También fundó la 95 Art Gallery en Carabanchel, un taller que es galería viva, donde las paredes son lienzos y el arte se aloja sin pedir permiso. Allí también se encuentra La musa de Vistalegre, el mural más alto de España: 18 metros de contemplación vertical.
En la misma línea de herencia y transformación trabajan PichiAvo —Juan Antonio y Álvaro—, que desde su pasión por el grafiti y la escultura grecorromana construyen obras como Sin título, donde las paredes parecen respirar mármol.
El colectivo Reskate Studio se vale del arte rotulista y la sabiduría popular para su pieza Chanelar, inspirada en el refrán “leer sin entender es mirar y no ver”. Letras que, en vez de cerrar sentidos, los abren.
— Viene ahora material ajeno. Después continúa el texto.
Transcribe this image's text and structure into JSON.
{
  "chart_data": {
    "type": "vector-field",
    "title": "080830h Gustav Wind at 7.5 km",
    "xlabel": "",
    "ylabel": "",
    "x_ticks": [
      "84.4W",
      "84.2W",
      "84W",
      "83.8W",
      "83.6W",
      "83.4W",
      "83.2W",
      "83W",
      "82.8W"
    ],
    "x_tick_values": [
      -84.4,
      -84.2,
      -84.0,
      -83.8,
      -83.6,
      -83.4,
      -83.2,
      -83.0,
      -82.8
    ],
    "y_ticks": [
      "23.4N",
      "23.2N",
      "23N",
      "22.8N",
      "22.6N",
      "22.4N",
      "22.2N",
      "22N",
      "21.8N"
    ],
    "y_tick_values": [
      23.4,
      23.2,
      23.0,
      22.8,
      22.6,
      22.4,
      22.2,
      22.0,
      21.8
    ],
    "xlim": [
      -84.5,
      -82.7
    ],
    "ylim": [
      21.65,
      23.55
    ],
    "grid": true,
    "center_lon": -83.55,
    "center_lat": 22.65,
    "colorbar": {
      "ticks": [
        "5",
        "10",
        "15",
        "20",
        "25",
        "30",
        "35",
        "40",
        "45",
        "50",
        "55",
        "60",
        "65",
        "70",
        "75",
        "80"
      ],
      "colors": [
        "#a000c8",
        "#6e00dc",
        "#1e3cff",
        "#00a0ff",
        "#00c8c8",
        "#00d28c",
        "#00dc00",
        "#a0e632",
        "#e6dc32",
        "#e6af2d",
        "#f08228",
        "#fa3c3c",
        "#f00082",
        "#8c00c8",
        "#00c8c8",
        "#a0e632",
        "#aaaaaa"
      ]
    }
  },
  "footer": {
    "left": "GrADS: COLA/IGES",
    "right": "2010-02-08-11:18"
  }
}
Y la plaza Manuel de la Quintana dejó de ser tránsito para convertirse en refugio. Eneko AT, muralista premiado, cubrió el suelo de más de 600 metros cuadrados con escenas de parque: un lector sereno, un vuelo de mariposas, el descanso en el verde como un derecho.
Un presente que todavía crece
Muraltalaz no es un proyecto terminado. Es una bitácora en marcha. Los últimos en sumarse son parte de una generación que sigue tallando ciudad con color. Diego As homenajeó a Madrid con su oso y su madroño. Francesco Camillo nos recordó que los libros son puertas. Lula Goce imaginó el hogar como escudo. Antonio Segura —con su estilo en construcción— apunta a los animales que ya casi no vemos.
El arte callejero, tantas veces juzgado por su fugacidad, se vuelve en Moratalaz un monumento amable. Una muestra de que el asfalto también puede ser tierno. Que el cemento puede narrar y sanar. Que una ciudad puede reescribirse sin cambiar su nombre.
Tal vez haya que ir para comprobarlo. Tomar el metro. Caminar lento. Dejar que los ojos se encuentren con esos gigantes que nos observan desde los muros. Y sentir —aunque sea por un rato— que todo está contado de nuevo.
Porque Moratalaz ya no es solo un barrio. Es una galería viva. Es Muraltalaz.